Because FHFA’s guidance may well become the accepted industry norm, all Seller/Servicers—regardless of their relationship status with the Enterprises—are advised to carefully review all risk factors and ensure the implementation of appropriate processes, policies, procedures, and infrastructure.

A second integral component of AB 2014-07 is that the Enterprises develop and implement “risk-based procedures that require updating information obtained during the approval process and performing subsequent analysis to evaluate changes in a Seller/Servicer’s risk.” The frequency and extent of vendor oversight is necessarily dependent upon the level of risk associated with the vendor. As AB 2014-07 states, “Enterprise policy regarding the scope and frequency of ongoing monitoring activities should be commensurate with the risk associated with the particular Seller/Servicer.”

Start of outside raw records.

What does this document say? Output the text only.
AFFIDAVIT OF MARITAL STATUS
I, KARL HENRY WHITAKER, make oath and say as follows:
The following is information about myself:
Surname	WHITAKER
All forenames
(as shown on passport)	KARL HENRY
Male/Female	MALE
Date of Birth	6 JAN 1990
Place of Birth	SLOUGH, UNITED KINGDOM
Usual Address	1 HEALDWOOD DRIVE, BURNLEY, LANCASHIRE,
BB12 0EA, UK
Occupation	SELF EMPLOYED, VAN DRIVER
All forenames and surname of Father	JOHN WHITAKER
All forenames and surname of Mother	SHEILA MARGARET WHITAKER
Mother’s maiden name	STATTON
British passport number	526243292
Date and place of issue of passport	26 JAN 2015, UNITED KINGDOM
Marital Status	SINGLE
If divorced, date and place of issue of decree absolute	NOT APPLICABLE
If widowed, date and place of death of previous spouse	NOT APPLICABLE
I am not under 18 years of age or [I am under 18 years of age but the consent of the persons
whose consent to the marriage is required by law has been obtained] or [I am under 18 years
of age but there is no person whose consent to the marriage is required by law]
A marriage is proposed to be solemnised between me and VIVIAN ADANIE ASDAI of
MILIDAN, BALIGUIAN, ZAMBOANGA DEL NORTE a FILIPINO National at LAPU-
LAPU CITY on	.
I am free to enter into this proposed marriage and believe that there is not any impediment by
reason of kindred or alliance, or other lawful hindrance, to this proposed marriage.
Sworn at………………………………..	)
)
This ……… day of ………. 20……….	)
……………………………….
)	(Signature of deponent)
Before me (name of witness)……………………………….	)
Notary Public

The analysis performed by the Enterprises regarding this risk-based monitoring should be “documented.” The use of the word “documented” is critical because it touches upon an essential element of risk management: that the vendor management process must be documented to allow a clear line of sight to all risk-assessment and evaluative activities. If it isn’t in writing, it doesn’t exist is the unspoken motto of many a vendor manager.

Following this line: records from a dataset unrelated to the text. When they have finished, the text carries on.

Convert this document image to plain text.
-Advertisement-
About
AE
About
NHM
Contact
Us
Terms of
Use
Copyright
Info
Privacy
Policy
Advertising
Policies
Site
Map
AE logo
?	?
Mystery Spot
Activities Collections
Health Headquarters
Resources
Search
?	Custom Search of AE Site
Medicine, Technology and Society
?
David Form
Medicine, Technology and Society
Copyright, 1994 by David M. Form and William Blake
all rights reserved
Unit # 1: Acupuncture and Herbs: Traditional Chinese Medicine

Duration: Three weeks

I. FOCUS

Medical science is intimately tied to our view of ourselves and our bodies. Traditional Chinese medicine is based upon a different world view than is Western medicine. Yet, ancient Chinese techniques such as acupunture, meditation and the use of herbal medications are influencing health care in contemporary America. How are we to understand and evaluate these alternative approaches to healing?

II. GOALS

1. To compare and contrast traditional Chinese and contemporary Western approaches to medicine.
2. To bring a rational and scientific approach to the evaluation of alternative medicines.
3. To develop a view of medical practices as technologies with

What will the periodic oversight entail? Initially, it will require updating the data points developed to assess the risks associated with the Seller/Servicer. However, it will take into account a number of additional factors set forth in AB 2014-07, including:

  • Record of compliance with Seller/Servicer guides and other contractual terms, including compliance with laws and regulations, based on Enterprise compliance and quality control reviews
  • Results of fraud and data integrity reviews
  • Volume, type, and pattern of Seller/Servicer guide waivers considering documented justification for waivers, and results of ongoing performance reviews of loans with waivers relative to justification and expectations
  • Sufficiency and timeliness of performance data to evaluate the quality and effectiveness of Seller/Servicer processes for actual and projected volumes
  • Accuracy and completeness of loan recordkeeping, including loan data systems and loan documentation, throughout the life of the loan

Again, all Seller/Servicers should evaluate their level of compliance with each of these factors in order to ensure their fulfillment of the requirements.

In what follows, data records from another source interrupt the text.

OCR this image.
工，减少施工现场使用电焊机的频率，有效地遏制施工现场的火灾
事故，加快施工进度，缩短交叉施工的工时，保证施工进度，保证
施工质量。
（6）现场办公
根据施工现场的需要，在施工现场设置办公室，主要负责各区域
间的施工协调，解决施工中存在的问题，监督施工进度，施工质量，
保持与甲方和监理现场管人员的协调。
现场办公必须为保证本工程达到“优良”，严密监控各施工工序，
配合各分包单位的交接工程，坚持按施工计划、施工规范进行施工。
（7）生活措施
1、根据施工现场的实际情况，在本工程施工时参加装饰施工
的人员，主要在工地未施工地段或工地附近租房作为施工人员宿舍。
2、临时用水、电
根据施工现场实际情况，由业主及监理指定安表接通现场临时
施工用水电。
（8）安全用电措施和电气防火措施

Of course, in order to be truly effective, any vendor management program must include clearly articulated consequences for a vendor’s failure to receive a satisfactory review “grade.” AB 2014-07 is no exception:

[T]he policies should address the remediation of deficiencies or weaknesses identified in performance criteria or risk areas, as appropriate. The policies should also include standards for taking timely remedial action to exercise contractual rights for termination, suspension, or restriction of activities with a Seller/Servicer, including, for example, against a Seller/Servicer that fails to meet an Enterprise’s standards of performance or that poses reputation risk because of noncompliance with applicable laws and regulations or unsound business practices.

In other words, if a Seller/Servicer fails to remediate unsatisfactory practices identified by the Enterprise, then that Seller/Servicer may be terminated.

Given the range of vendor management expectations currently imposed on Seller/Servicers, the conceptual framework established in AB 2014-07 should not be unfamiliar to many already working in the vendor management field. However, as Fannie Mae and Freddie Mac move forward to implement AB 2014-07, those vendor managers will likely find themselves on the receiving end of the vendor management process. The seemingly endless chain of vendors overseeing vendors overseeing vendors—while perhaps verging on farce—may call to mind the passage from the Roman poet Juvenal, which is often loosely translated as “Who will watch the watchers?”

Bottom line: Rather than waiting to respond to Fannie Mae and Freddie Mac’s program demands, Seller/Servicers should commence building an infrastructure with controls and processes designed to provide the documentation the Enterprises will inevitably expect to see.